Tirador (Village Voice)
Countdown to Zero (Slant)

Wednesday, July 14, 2010

Odds and Ends

Lots of new links to get to and not all negative. For New York viewers, there's the chance to catch up with festival faves Alamar and Henri-Georges Clouzot's Inferno which each get a theatrical run this week and, while the results may not be revelatory, both are very much worth seeing. As is Racing Dreams, a sort of Hoop Dreams for the NASCAR set.

The Contenders (Slant)
Two Films by Yasujiro Ozu (DVD) (Slant)
Henri-Georges Clouzot's Inferno (The L Magazine)
Racing Dreams (The Village Voice)
To Age or Not to Age (The Village Voice)

Saturday, July 3, 2010

South of the Border

Bias is a tricky concept when it comes to political reporting. It’s what the right always seems to accuse left-leaning (or even mainstream) channels of being dictated by. But surely every news broadcast is colored by some political ideology or adherence. Whether it’s the deliberate distortions (or outright lies) of networks like Fox News or the free pass center-left organs seem to give our desperate-for-consensus president, there’s no such thing as purely objective reportage.

Questions of bias and inaccuracy have long dogged such leftist filmmakers as Oliver Stone and Michael Moore and, while one can easily question the conspiracy theories unleashed by the former in films like JFK, it’s less easy to dismiss the slanted reportage of the latter.
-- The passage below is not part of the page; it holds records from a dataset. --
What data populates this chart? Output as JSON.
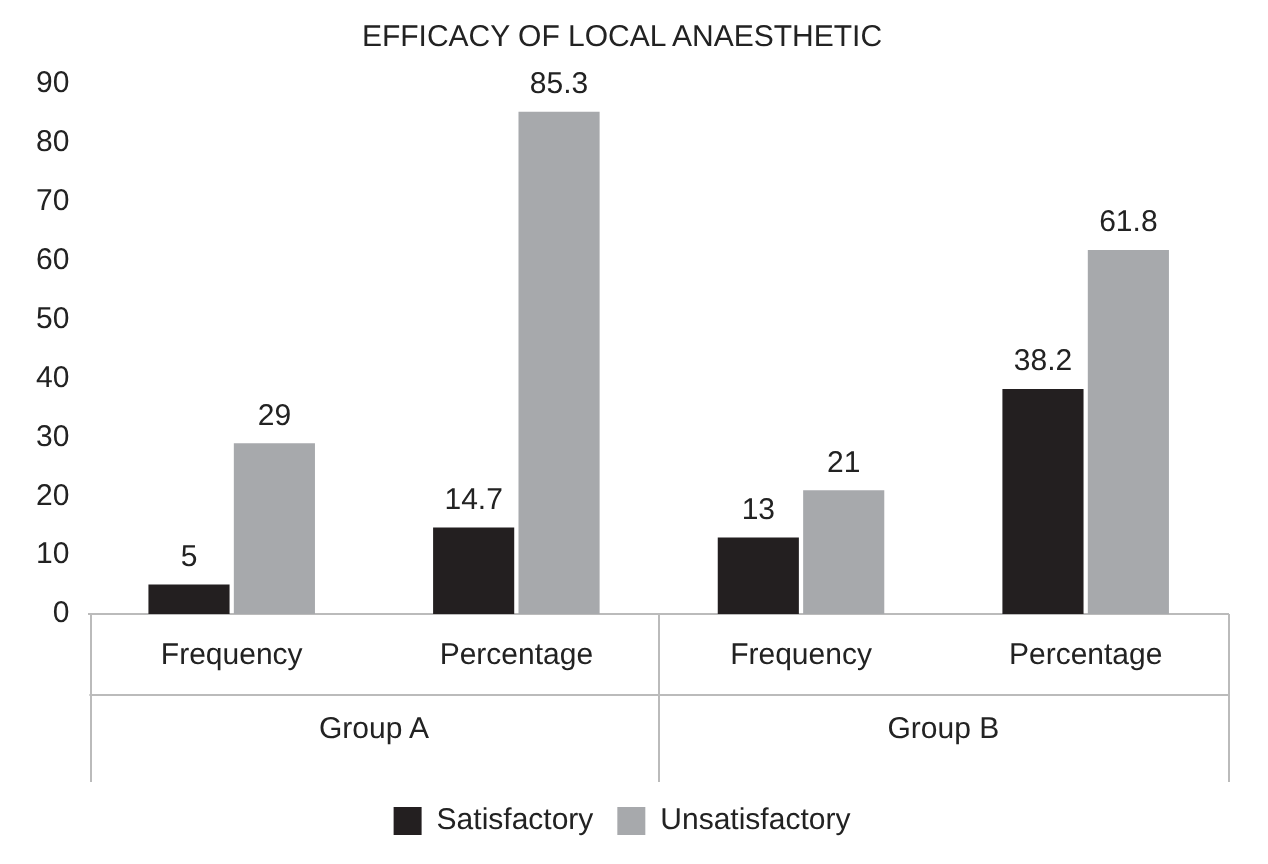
{
  "chart_data": {
    "type": "bar",
    "title": "EFFICACY OF LOCAL ANAESTHETIC",
    "categories": [
      "Frequency",
      "Percentage",
      "Frequency",
      "Percentage"
    ],
    "series": [
      {
        "name": "Satisfactory",
        "color": "#231f20",
        "values": [
          5,
          14.7,
          13,
          38.2
        ]
      },
      {
        "name": "Unsatisfactory",
        "color": "#a7a9ac",
        "values": [
          29,
          85.3,
          21,
          61.8
        ]
      }
    ],
    "annotations": [
      "Group A",
      "Group B"
    ],
    "ylim": [
      0,
      90
    ],
    "yticks": [
      0,
      10,
      20,
      30,
      40,
      50,
      60,
      70,
      80,
      90
    ],
    "grid": false,
    "legend": "bottom",
    "data_labels": true
  }
}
Yes, Moore engages in a selective arrangement of facts – as well as a gut-punching rhetoric that often seems like he isn’t playing fair – but no more than his counterparts on the right, and unlike them his presentation gets much nearer to the truth in its active engagement with progressive change that will benefit rather than harm the average citizen.

All of which is why I can’t agree with my colleague and good friend Keith Uhlich who considers Stone’s new work of Moore-style infotainment, a docu-profile of left-leaning South American presidents, “near worthless as reportage” in his Time Out New York review. South of the Border may be “as distorted and evasive as the Fox News footage it so often demonizes,” as Uhlich notes – though not quite: nothing’s as distorted as footage Stone includes of Fox News reporters calling democratically-elected presidents “dictators” when the real dictators are the ones that the United States installed in place of democratically-elected Latin American presidents throughout the twentieth century – but with a key difference. While the extreme right’s take demonizes these leaders for their understandable anti-American bias, Stone, despite his omissions and obvious untempered enthusiasm for each of his subjects, emphasizes the most important fact about the state of South American politics: that after a century of being in thrall to the interests of North American and European corporations who pilfered the countries’ most valuable resources while leaving the people in states of extreme poverty or subject to torture, they’re finally being run by nationalist-minded presidents who are turning the nation’s assets to the benefit of the people.

Any other concerns pale in comparison and while the viewer may surely want to follow up with some additional reading for a more rounded picture, Stone’s film succeeds in contrasting the reports of the American right-wing media with something that approaches a more essential, even if only partial, truth. Once the viewer accepts these conditions, it’s easy to enjoy watching Stone schmooze with best-bud Hugo Chavez as he talks over the failed (American-sanctioned) coup attempt on his presidency or chew cocoa leaves with Bolivian leader Evo Morales. Or at least it would be if the unctuous director didn’t insist on putting himself at the center of every scene. As presented by Stone, the presidents are a varied and sympathetic gallery of personalities, from the fiery Chavez to Paraguay’s soft-spoken leader (and ex-bishop) Fernando Lugo; it’s only the filmmaker himself whose presence grates. Asking leading questions and insisting on his privileged position with his subjects, Stone’s as unbearable a presence as ever. For the rest, his film’s an engaging and, yes, informative look at a new trend in global politics that anyone who takes the word “democracy” to mean something other than American hegemony ought not to dismiss as quickly as the shit-spinners from the so-called "fair and balanced" media.